Police Chief James Fry vowed the probe into the slaying of four University of Idaho students isn’t going cold as authorities in the town of Moscow are still on the hunt for the suspected killer or killers.
Fry, who became teary-eyed during an interview with Fox News Monday, stressed law enforcement is still combing through evidence and talking with people daily about the shocking and gruesome murders. So far police have received more than 2,600 emailed tips and more than 2,700 phone tips on top of 1,000 digital media submissions, he said.
“This case is not going cold. We have tips coming in. We have investigators out every day interviewing people. We’re still reviewing evidence. We’re still looking at all aspects of this,” Fry told Fox News correspondent Alexis McAdams.
“And I said early on that no stone will go unturned. And I mean that.
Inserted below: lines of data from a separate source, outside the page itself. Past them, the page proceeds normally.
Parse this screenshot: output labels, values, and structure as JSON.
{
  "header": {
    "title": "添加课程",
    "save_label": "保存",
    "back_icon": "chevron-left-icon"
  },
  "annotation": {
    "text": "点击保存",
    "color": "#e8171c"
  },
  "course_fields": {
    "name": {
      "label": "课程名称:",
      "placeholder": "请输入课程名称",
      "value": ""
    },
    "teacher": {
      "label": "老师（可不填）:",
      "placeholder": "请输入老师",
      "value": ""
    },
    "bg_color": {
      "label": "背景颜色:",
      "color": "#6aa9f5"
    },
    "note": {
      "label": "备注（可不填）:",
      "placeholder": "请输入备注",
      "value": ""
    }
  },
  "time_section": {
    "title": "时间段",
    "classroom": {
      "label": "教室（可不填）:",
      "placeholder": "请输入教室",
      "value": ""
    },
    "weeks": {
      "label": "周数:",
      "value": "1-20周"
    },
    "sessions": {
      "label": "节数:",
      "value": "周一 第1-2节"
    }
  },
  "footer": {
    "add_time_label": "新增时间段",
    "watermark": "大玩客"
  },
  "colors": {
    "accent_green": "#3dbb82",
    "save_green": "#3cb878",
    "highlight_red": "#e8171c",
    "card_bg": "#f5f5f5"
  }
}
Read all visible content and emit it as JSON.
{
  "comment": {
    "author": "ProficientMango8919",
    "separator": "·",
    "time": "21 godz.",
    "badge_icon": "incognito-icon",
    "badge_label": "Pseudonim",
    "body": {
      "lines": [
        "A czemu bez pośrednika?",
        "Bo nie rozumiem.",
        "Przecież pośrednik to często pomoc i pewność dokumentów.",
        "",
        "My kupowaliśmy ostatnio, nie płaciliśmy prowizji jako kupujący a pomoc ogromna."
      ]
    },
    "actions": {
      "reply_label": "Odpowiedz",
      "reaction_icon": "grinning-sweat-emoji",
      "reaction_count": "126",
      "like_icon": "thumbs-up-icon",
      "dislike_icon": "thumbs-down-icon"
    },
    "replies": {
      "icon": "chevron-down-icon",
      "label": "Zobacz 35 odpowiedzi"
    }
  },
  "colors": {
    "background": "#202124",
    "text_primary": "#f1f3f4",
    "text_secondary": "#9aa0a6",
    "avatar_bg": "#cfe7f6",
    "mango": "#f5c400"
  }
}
We are going to continue.
“This case is not going cold.”
The college town has been rocked with sorrow and fear since Nov. 13, when the bodies of college students Madison Mogen, Kaylee Goncalves, Xana Kernodle and her boyfriend, Ethan Chapin, were discovered inside an off-campus home.
Moscow police informed the public Tuesday afternoon that, starting Wednesday, Fry and other members of the department would collect and remove some of the personal items from that home that aren’t needed for the investigation.
The items would be loaded into a truck and driven to a “secure location” until families can collect the belongings, police said. Authorities said the removal of items would be done as privately as possible to respect the victims.
Fry said in a video posted by Moscow police he wants the families to have some of those “fond memories” of their lost loved ones back in hopes it would help them heal.
“It’s time for us to get those things back that really mean something to those families and hopefully to help with some of their healing,” he said.
Moscow police said the house on King Road would still remain an active crime scene regardless of the removal of items.
Police have faced criticism for mixed messaging in the case, including their statements about whether the wider community was originally in danger and if the attacks were targeted. Families of the victims have grown frustrated with the lack of answers, with one family even hiring private investigators to look into the slayings.
Fry, in the Fox News interview, said authorities would continue to push forward with the heartbreaking case.
“I’m a dad with daughters. And that’s tough. We’re human,” Fry said as his voice cracked. “We don’t go to these and just turn it off. It affects us. But we have a job to do. And we’re going to continue to do that job and we’re going to continue to push forward.”